Cole and Schock’s chief of staff, Mark Roman, were among those who have testified before a federal grand jury in Springfield, the Sun-Times has reported. The grand jury meets again next week.
While in Springfield, Cole said in the affidavit, Assistant U.S. Attorney Timothy Bass “questioned me concerning private air travel for official and campaign purposes” during his employment with Schock.
Cole submitted the affidavit “to provide clarifying details and additional information as requested by federal investigators during and after my testimony before the grand jury.”
The grand jury is investigating Schock’s relationships with his very best donors as well as Schock’s use of private planes.
Under federal law, House rules and Federal Election Commission regulations, lawmakers usually cannot accept rides on non-commercial corporate jets for campaign or official travel. Lawmakers, with some minor low-dollar exceptions, cannot take gifts. Lawmakers have to pay for a private plane ride, based on the normal charter rates, if the trip is for official business.
In April 2014, Cole asked Schock’s executive assistant, Sarah Rogers, to make travel arrangements for a trip to Schock’s central Illinois 18th congressional district. Rogers was the staffer who handled travel and reimbursement requests.
Cole, who handled legislative strategy and communications for Schock, was told by Rogers he would be flying back to the district on a private plane with Schock, departing from Dulles International and landing in Peoria.
Roman and Cole met at the St.

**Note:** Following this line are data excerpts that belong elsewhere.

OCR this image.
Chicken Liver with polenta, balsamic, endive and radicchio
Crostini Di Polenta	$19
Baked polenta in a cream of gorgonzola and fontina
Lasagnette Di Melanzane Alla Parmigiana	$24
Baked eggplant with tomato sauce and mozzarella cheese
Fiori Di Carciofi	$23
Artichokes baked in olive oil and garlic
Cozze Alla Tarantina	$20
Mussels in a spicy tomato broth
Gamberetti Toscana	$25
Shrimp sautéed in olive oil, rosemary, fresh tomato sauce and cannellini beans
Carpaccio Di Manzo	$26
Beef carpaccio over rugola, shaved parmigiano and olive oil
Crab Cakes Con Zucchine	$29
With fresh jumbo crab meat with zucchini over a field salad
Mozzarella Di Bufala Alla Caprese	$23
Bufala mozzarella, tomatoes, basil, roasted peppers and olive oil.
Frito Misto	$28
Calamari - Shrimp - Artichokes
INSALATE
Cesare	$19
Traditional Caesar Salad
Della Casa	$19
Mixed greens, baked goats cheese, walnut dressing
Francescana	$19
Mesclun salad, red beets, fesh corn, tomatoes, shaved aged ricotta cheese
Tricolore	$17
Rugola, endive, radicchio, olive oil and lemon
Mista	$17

Regis Hotel, down the street from the White House, on the morning of April 11 for “private transport” to Dulles. At the hotel, Roman told Cole that Schock would be traveling separately to Dulles.

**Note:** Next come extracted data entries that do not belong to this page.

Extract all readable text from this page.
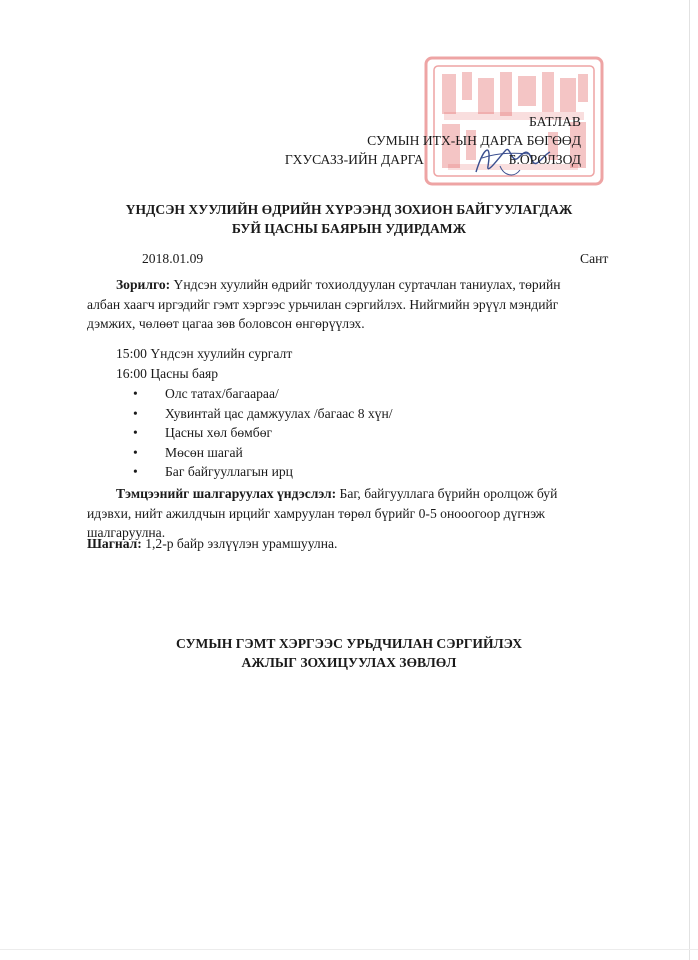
БАТЛАВ
СУМЫН ИТХ-ЫН ДАРГА БӨГӨӨД
ГХУСАЗЗ-ИЙН ДАРГА	Б.ОРОЛЗОД
ҮНДСЭН ХУУЛИЙН ӨДРИЙН ХҮРЭЭНД ЗОХИОН БАЙГУУЛАГДАЖ
БУЙ ЦАСНЫ БАЯРЫН УДИРДАМЖ
2018.01.09	Сант
Зорилго: Үндсэн хуулийн өдрийг тохиолдуулан суртачлан таниулах, төрийн албан хаагч иргэдийг гэмт хэргээс урьчилан сэргийлэх. Нийгмийн эрүүл мэндийг дэмжих, чөлөөт цагаа зөв боловсон өнгөрүүлэх.
15:00 Үндсэн хуулийн сургалт
16:00 Цасны баяр
• Олс татах/багаараа/
• Хувинтай цас дамжуулах /багаас 8 хүн/
• Цасны хөл бөмбөг
• Мөсөн шагай
• Баг байгууллагын ирц
Тэмцээнийг шалгаруулах үндэслэл: Баг, байгууллага бүрийн оролцож буй идэвхи, нийт ажилдчын ирцийг хамруулан төрөл бүрийг 0-5 оноoогоор дүгнэж шалгаруулна.
Шагнал: 1,2-р байр эзлүүлэн урамшуулна.
СУМЫН ГЭМТ ХЭРГЭЭС УРЬДЧИЛАН СЭРГИЙЛЭХ
АЖЛЫГ ЗОХИЦУУЛАХ ЗӨВЛӨЛ
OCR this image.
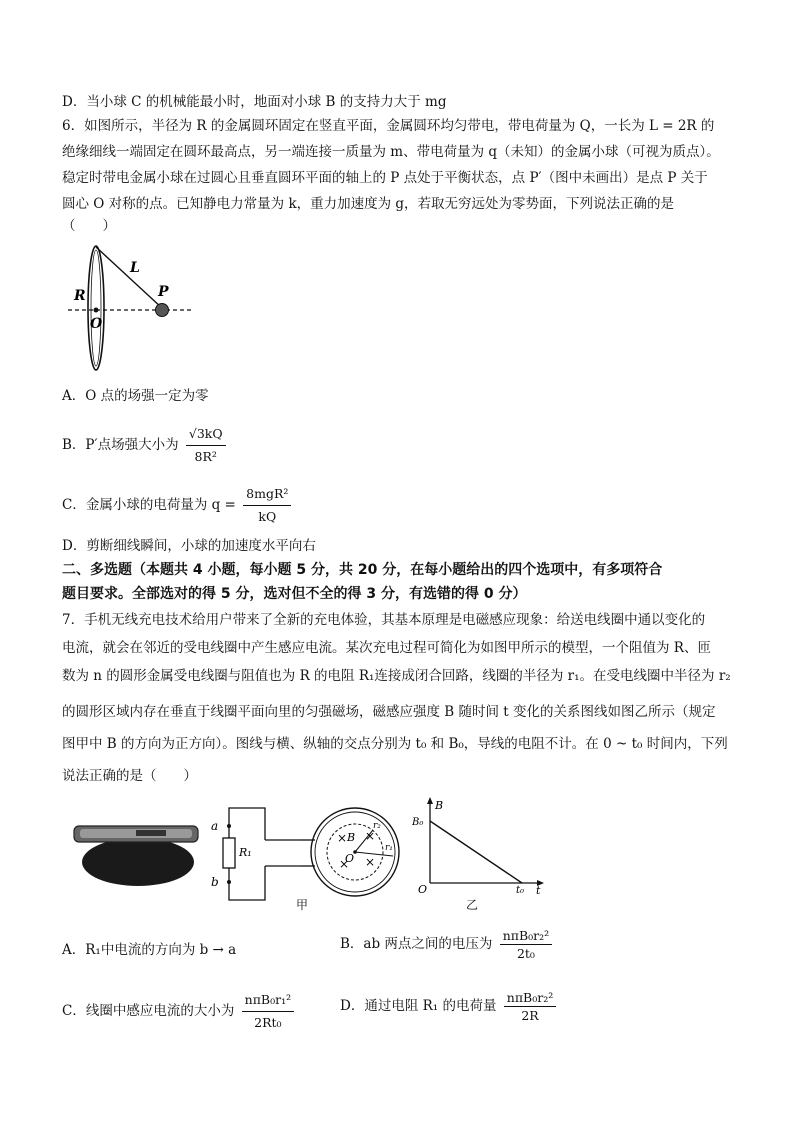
D．当小球 C 的机械能最小时，地面对小球 B 的支持力大于 mg
6．如图所示，半径为 R 的金属圆环固定在竖直平面，金属圆环均匀带电，带电荷量为 Q，一长为 L = 2R 的
绝缘细线一端固定在圆环最高点，另一端连接一质量为 m、带电荷量为 q（未知）的金属小球（可视为质点）。
稳定时带电金属小球在过圆心且垂直圆环平面的轴上的 P 点处于平衡状态，点 P′（图中未画出）是点 P 关于
圆心 O 对称的点。已知静电力常量为 k，重力加速度为 g，若取无穷远处为零势面，下列说法正确的是
（　　）
R
O
L
P
A．O 点的场强一定为零
B．P′点场强大小为 $\frac{√3kQ}{\text{8R²}}$
C．金属小球的电荷量为 $q = \frac{\text{8mgR²}}{kQ}$
D．剪断细线瞬间，小球的加速度水平向右
二、多选题（本题共 4 小题，每小题 5 分，共 20 分，在每小题给出的四个选项中，有多项符合
题目要求。全部选对的得 5 分，选对但不全的得 3 分，有选错的得 0 分）
7．手机无线充电技术给用户带来了全新的充电体验，其基本原理是电磁感应现象：给送电线圈中通以变化的
电流，就会在邻近的受电线圈中产生感应电流。某次充电过程可简化为如图甲所示的模型，一个阻值为 R、匝
数为 n 的圆形金属受电线圈与阻值也为 R 的电阻 R₁连接成闭合回路，线圈的半径为 r₁。在受电线圈中半径为 r₂
的圆形区域内存在垂直于线圈平面向里的匀强磁场，磁感应强度 B 随时间 t 变化的关系图线如图乙所示（规定
图甲中 B 的方向为正方向）。图线与横、纵轴的交点分别为 t₀ 和 B₀，导线的电阻不计。在 0 ~ t₀ 时间内，下列
说法正确的是（　　）
a
b
R₁
× ×
× ×
B
O
r₂
r₁
甲
B
t
B₀
t₀
O
乙
A．R₁中电流的方向为 b → a	B．ab 两点之间的电压为 $\frac{\text{nπB₀r₂²}}{\text{2t₀}}$
C．线圈中感应电流的大小为 $\frac{\text{nπB₀r₁²}}{\text{2Rt₀}}$	D．通过电阻 R₁ 的电荷量 $\frac{\text{nπB₀r₂²}}{2R}$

In the St. Regis lobby, Roman and Cole were joined by Michael Stone, the president and chief operating office of RLI and Mt. Hawley Insurance companies, corporations based in Peoria.

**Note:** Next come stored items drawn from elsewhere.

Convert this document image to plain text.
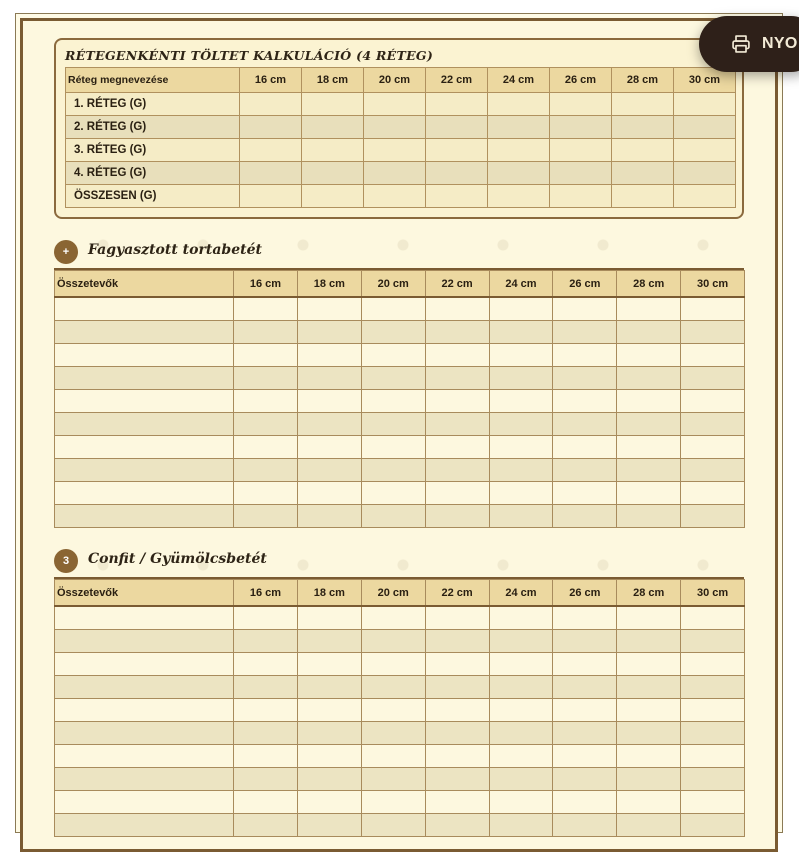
RÉTEGENKÉNTI TÖLTET KALKULÁCIÓ (4 RÉTEG)
Réteg megnevezése	16 cm	18 cm	20 cm	22 cm	24 cm	26 cm	28 cm	30 cm
1. RÉTEG (G)								
2. RÉTEG (G)								
3. RÉTEG (G)								
4. RÉTEG (G)								
ÖSSZESEN (G)								
+	Fagyasztott tortabetét
Összetevők	16 cm	18 cm	20 cm	22 cm	24 cm	26 cm	28 cm	30 cm

3	Confit / Gyümölcsbetét
Összetevők	16 cm	18 cm	20 cm	22 cm	24 cm	26 cm	28 cm	30 cm

NYO
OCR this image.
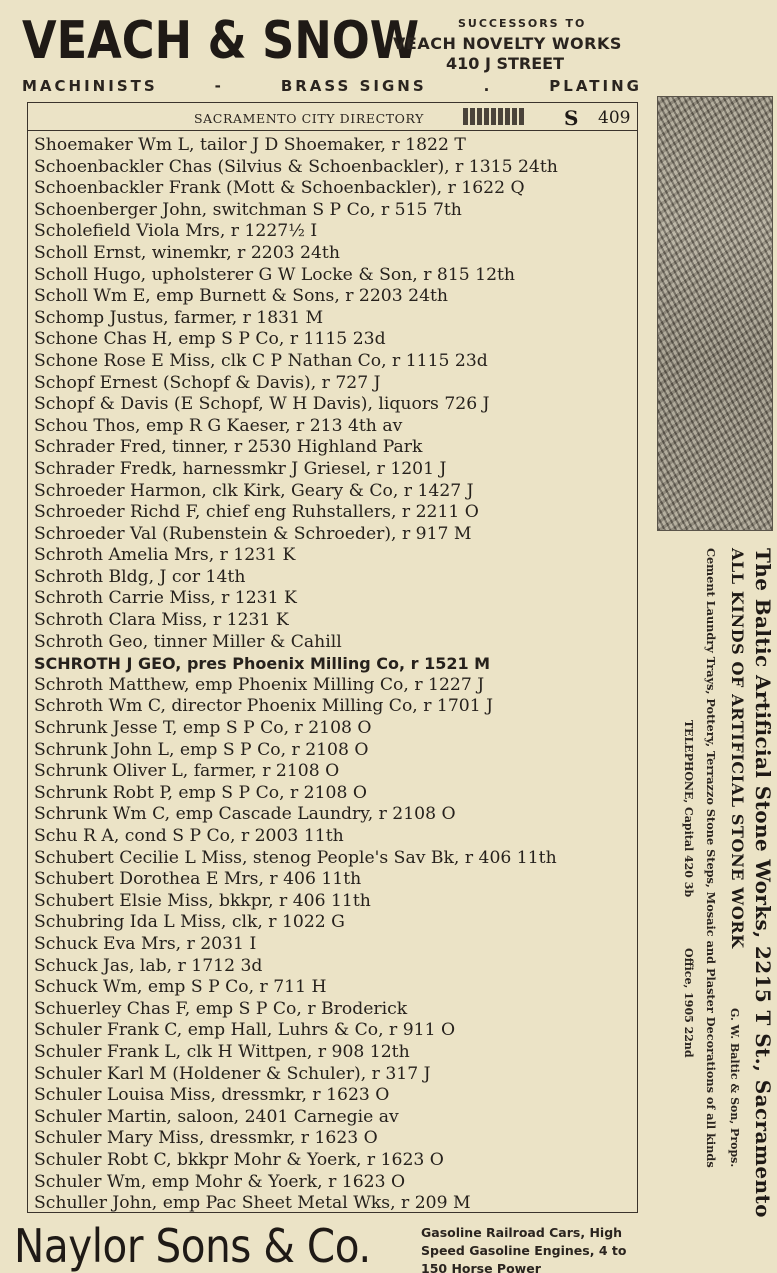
VEACH & SNOW	SUCCESSORS TO
VEACH NOVELTY WORKS
410 J STREET
MACHINISTS	-	BRASS SIGNS	.	PLATING
SACRAMENTO CITY DIRECTORY	S 409
Shoemaker Wm L, tailor J D Shoemaker, r 1822 T
Schoenbackler Chas (Silvius & Schoenbackler), r 1315 24th
Schoenbackler Frank (Mott & Schoenbackler), r 1622 Q
Schoenberger John, switchman S P Co, r 515 7th
Scholefield Viola Mrs, r 1227½ I
Scholl Ernst, winemkr, r 2203 24th
Scholl Hugo, upholsterer G W Locke & Son, r 815 12th
Scholl Wm E, emp Burnett & Sons, r 2203 24th
Schomp Justus, farmer, r 1831 M
Schone Chas H, emp S P Co, r 1115 23d
Schone Rose E Miss, clk C P Nathan Co, r 1115 23d
Schopf Ernest (Schopf & Davis), r 727 J
Schopf & Davis (E Schopf, W H Davis), liquors 726 J
Schou Thos, emp R G Kaeser, r 213 4th av
Schrader Fred, tinner, r 2530 Highland Park
Schrader Fredk, harnessmkr J Griesel, r 1201 J
Schroeder Harmon, clk Kirk, Geary & Co, r 1427 J
Schroeder Richd F, chief eng Ruhstallers, r 2211 O
Schroeder Val (Rubenstein & Schroeder), r 917 M
Schroth Amelia Mrs, r 1231 K
Schroth Bldg, J cor 14th
Schroth Carrie Miss, r 1231 K
Schroth Clara Miss, r 1231 K
Schroth Geo, tinner Miller & Cahill
SCHROTH J GEO, pres Phoenix Milling Co, r 1521 M
Schroth Matthew, emp Phoenix Milling Co, r 1227 J
Schroth Wm C, director Phoenix Milling Co, r 1701 J
Schrunk Jesse T, emp S P Co, r 2108 O
Schrunk John L, emp S P Co, r 2108 O
Schrunk Oliver L, farmer, r 2108 O
Schrunk Robt P, emp S P Co, r 2108 O
Schrunk Wm C, emp Cascade Laundry, r 2108 O
Schu R A, cond S P Co, r 2003 11th
Schubert Cecilie L Miss, stenog People's Sav Bk, r 406 11th
Schubert Dorothea E Mrs, r 406 11th
Schubert Elsie Miss, bkkpr, r 406 11th
Schubring Ida L Miss, clk, r 1022 G
Schuck Eva Mrs, r 2031 I
Schuck Jas, lab, r 1712 3d
Schuck Wm, emp S P Co, r 711 H
Schuerley Chas F, emp S P Co, r Broderick
Schuler Frank C, emp Hall, Luhrs & Co, r 911 O
Schuler Frank L, clk H Wittpen, r 908 12th
Schuler Karl M (Holdener & Schuler), r 317 J
Schuler Louisa Miss, dressmkr, r 1623 O
Schuler Martin, saloon, 2401 Carnegie av
Schuler Mary Miss, dressmkr, r 1623 O
Schuler Robt C, bkkpr Mohr & Yoerk, r 1623 O
Schuler Wm, emp Mohr & Yoerk, r 1623 O
Schuller John, emp Pac Sheet Metal Wks, r 209 M	The Baltic Artificial Stone Works, 2215 T St., Sacramento
ALL KINDS OF ARTIFICIAL STONE WORK
G. W. Baltic & Son, Props.
Cement Laundry Trays, Pottery, Terrazzo Stone Steps, Mosaic and Plaster Decorations of all kinds
TELEPHONE, Capital 420 3b
Office, 1905 22nd
Naylor Sons & Co.	Gasoline Railroad Cars, High
Speed Gasoline Engines, 4 to
150 Horse Power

Over the course of his career, Schock has received $53,050 in campaign contributions from individuals employed by RLI, according to data compiled by the Center for Responsive Politics website, OpenSecrets.org.
Schock, Stone, Roman and Cole flew on a private jet – Cole called it the “RLI Corp. Flight” in his affidavit – to Peoria. No payments are noted in government or campaign records.
On April 15, Cole said Schock and top political staffer, Karen McDonald, met at the private aviation terminal at the Peoria Airport and boarded a private jet, flying to the Quincy Airport.
Cole said it was his “understanding” that Schock and McDonald later flew to an event in South Dakota for Rep. Kristi Noem.
On April 16, 2014, Cole returned to Washington, where he is based, on a United flight.
Almost a year later, on Feb. 2 the Washington Post published a story about Schock’s lavish “Downton Abbey” office, triggering investigations by the Sun-Times and other news outlets about Schock’s spending of taxpayer and campaign funds.
“At some point in late February or early March 2015, I called Mr. Roman to tell him that I was concerned our travel on the RLI Corp. Flight may have violated federal election laws, congressional ethics rules or both,” according to the affidavit.
Roman told Cole he would follow up to determine if the RLI flight has been “properly accounted and reimbursed.”
Schock’s resignation from Congress on March 31 did not affect the investigation. Rogers informed the House of Representatives she received a subpoena from federal investigators.
Under House rules, Schock’s 18th Congressional District office staffers continue to be employed, with the operation run under the supervision of the House clerk. That arrangement continues until a new lawmaker is elected and sworn-in later this year.